5

3.2K 447 173
                                    

"Selamat siang, Dok." Ara yang baru saja masuk ruangan langsung menyapa Viny. Viny hanya mengangguk tanpa menjawabnya. Dengan langkah ragu, Ara mendekati meja Viny. Ara sudah janji pada Adel bahwa ia akan membicarakan soal jadwal, baru hari ini ia siap mengumpulkan nyalinya menghadap Viny.

"Ada masalah?" Viny menutup laptopnya untuk menatap Ara, gadis berambut sebahu yang memakai kacamata itu terlihat sedikit gugup, apa ada yang salah dari wajahnya sampai gadis itu ketakutan?

"Ngga, Dok, saya mau meminta pengajuan tukar jadwal, jadi ada sesuatu yang mengharuskan Adel dan Ashel satu jadwal, sementara Marsha dan Azizi." Jantung Ara berdegup kencang sekarang menanti jawaban dari Viny.

"Apa hal yang mengharuskan mereka satu jadwal?" Viny menaikkan sebelah alisnya bingung karena Ara orang ketiga yang meminta jadwal diubah.

"Ada sesuatu buruk yang terjadi di rumah dinas kami." Ara tidak tau harus menggunakan alasan apa, ia tidak bisa berbohong dan ia berharap Viny mau mengerti jika ia mengungkapkan hal yang sejujurnya.

"Lalu hal buruk itu akan berubah baik jika mereka satu jadwal?" Viny menggeleng tidak habis pikir kenapa mereka keras kepala.

"Setidaknya mereka bisa saling melindungi."

"Apa Ashel dan Azizi tidak bisa saling melindungi? Marsha dan Adel tidak bisa saling melindungi?" Pertanyaan dari Viny membuat Ara diam selama beberapa detik. "Apa bedanya? Bukannya kalian bersahabat?

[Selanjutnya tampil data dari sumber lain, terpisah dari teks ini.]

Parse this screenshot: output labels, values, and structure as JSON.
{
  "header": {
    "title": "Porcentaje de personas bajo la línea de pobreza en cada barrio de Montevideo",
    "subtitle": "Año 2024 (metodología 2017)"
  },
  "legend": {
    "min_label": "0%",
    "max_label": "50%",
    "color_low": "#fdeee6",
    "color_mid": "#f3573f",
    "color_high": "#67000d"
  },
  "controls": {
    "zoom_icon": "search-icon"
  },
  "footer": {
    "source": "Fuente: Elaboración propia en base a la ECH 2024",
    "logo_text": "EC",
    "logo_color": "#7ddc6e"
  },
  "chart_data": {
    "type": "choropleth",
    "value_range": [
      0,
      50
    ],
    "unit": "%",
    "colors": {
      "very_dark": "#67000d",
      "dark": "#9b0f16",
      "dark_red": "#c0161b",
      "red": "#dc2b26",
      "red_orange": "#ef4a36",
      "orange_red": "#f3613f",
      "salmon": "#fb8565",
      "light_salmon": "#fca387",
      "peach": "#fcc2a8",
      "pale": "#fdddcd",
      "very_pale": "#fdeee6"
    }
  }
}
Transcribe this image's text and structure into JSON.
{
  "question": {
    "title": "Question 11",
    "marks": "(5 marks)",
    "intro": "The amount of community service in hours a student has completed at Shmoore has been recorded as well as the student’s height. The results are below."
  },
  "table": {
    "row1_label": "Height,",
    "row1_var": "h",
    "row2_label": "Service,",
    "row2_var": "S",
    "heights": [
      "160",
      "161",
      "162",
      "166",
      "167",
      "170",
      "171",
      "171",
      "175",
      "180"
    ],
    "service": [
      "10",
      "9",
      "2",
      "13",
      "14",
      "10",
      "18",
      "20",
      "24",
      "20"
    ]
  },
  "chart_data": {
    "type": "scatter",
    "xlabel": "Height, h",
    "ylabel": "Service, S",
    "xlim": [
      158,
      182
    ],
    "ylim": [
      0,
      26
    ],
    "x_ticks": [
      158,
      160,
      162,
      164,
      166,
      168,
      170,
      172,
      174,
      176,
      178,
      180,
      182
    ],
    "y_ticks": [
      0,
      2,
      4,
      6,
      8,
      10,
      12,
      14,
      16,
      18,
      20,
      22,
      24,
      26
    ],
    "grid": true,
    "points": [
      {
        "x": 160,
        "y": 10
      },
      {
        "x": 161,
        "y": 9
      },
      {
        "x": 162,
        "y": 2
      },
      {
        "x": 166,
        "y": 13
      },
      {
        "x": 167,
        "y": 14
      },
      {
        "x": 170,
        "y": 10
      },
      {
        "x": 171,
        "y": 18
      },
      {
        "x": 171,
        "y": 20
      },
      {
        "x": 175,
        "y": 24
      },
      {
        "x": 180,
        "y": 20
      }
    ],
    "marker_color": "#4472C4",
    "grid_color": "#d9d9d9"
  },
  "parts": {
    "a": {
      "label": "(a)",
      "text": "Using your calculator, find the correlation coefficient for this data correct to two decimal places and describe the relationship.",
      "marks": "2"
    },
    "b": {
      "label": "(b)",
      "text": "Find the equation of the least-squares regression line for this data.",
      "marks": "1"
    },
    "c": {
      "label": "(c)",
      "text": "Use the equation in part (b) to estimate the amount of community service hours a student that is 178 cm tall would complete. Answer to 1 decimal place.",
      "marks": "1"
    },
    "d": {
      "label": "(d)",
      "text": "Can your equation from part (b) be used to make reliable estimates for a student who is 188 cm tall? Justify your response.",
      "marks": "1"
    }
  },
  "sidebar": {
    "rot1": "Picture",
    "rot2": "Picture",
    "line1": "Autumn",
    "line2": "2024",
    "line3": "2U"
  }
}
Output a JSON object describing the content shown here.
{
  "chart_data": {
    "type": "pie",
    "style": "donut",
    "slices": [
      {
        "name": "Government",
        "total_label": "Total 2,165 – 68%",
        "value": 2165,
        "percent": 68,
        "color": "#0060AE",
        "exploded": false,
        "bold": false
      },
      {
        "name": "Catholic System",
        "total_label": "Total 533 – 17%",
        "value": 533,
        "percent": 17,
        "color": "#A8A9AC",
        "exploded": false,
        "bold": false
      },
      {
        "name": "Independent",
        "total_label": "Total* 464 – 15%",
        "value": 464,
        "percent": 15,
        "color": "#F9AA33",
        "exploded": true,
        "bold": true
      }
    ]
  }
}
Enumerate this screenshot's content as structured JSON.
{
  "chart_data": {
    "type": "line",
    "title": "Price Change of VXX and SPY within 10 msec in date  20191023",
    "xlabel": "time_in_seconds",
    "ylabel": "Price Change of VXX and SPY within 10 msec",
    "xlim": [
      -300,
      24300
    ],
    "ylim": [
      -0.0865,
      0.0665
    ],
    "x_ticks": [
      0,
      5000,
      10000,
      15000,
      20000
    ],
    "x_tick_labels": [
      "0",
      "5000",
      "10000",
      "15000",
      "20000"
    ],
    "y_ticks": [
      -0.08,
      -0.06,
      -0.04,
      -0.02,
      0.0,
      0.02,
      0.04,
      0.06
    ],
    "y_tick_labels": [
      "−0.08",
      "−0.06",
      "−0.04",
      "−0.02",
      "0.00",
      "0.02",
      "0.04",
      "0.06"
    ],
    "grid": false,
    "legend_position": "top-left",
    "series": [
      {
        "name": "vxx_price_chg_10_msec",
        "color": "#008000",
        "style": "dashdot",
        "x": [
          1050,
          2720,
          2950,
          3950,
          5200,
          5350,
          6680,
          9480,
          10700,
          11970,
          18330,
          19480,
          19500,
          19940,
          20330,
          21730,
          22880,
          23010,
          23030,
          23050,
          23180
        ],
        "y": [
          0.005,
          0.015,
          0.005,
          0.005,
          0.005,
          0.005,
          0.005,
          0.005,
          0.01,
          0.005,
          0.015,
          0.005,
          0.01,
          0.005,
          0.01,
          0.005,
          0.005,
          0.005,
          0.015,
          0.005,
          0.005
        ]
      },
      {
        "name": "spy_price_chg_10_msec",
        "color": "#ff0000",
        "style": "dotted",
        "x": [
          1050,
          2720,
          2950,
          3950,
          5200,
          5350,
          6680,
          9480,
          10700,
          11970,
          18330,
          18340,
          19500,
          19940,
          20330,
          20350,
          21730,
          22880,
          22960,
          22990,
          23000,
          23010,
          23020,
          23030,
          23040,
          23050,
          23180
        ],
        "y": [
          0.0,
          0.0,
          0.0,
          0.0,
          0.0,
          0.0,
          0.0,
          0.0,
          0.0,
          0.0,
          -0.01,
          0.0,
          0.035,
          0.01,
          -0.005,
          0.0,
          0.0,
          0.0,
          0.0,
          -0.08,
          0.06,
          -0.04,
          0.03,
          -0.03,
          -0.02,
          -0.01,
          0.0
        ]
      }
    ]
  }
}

Oh apa kalian menjalin hubungan tabu?"

"Ngga sejauh itu." Ara menggeleng, sebenarnya Viny tidak salah, tetapi menurutnya tidak etis jika Viny membicarakan hal itu di meja kerja.

"Jangan berbohong, saya tau, kalian hanya mencari alasan agar kalian bisa satu jadwal dengan pasangan kalian, kalian tidak bisa profesional sama sekali, memalukan." Viny awalnya masih bisa sabar, tetapi ia tidak bisa diam lagi karena ini sudah ketiga kalinya mereka datang untuk mengganti jadwal.

"Tolong ngerti, situasinya ada di luar nalar man-"

"-Kalian yang harusnya mengerti peraturan, kalian sudah bukan anak kecil yang permintaannya harus terus diikuti." Viny tidak pernah menemukan dokter muda yang keras kepala seperti mereka.

"Saya mohon sekali ini saya, setidaknya sampai semuanya aman, saya mohon, Dok. Ubah jadwal, saya hanya minta itu."Ara sampai menempelkan sepasang tangannya di depan dada dan menyandarkan dahi di sana, memohon dengan serius, ia harus bisa memastikan Adel bersama Ashel dan Marsha bersama Azizi.

"Baik." Melihat Ara memohon, Viny jadi tidak tega. Viny tersenyum pada Ara. "Jadwal akan saya ubah ya?"

Ara mengembuskan nafas lega dan baru berani menatap Viny. "Terima kasih, Dok, itu sangat membantu saya."

"Iya akan saya ubah, kamu bersama Azizi, Adel bersama Chika dan Marsha bersama Ashel, keputusan saya bulat. Jangan membuat saya pusing lagi dengan permintaan ini. Silahkan keluar, Dok." Viny mengibaskan tangannya dengan tidak sopan, tidak ingin melihat Ara lagi di ruangannya.

Ara mengepalkan tangannya dengan sangat erat, berusaha menahan emosi, ia ingin sekali mendaratkan kepalan tangannya tepat di wajah Viny, tetapi itu mustahil dilakukan. Ara hanya mengangguk, berjalan keluar dari ruangan tanpa mengatakan apapun lagi.

"Berhasil?" tanya Chika yang sedari tadi menunggu Ara di depan ruangan Viny.

"Ngga." Ara menggeleng lemas karena usahanya gagal. "Dia malah ubah jadwal seluruhnya, aku jadi sama Azizi, kamu sama Adel dan Marsha sama Ashel."

"Emang setan tu orang." Chika menghentakan kakinya, situasi akan lebih buruk jika ia bersama Adel karena ia yakin ia akan lebih sering emosi. "Aku harap dia mati."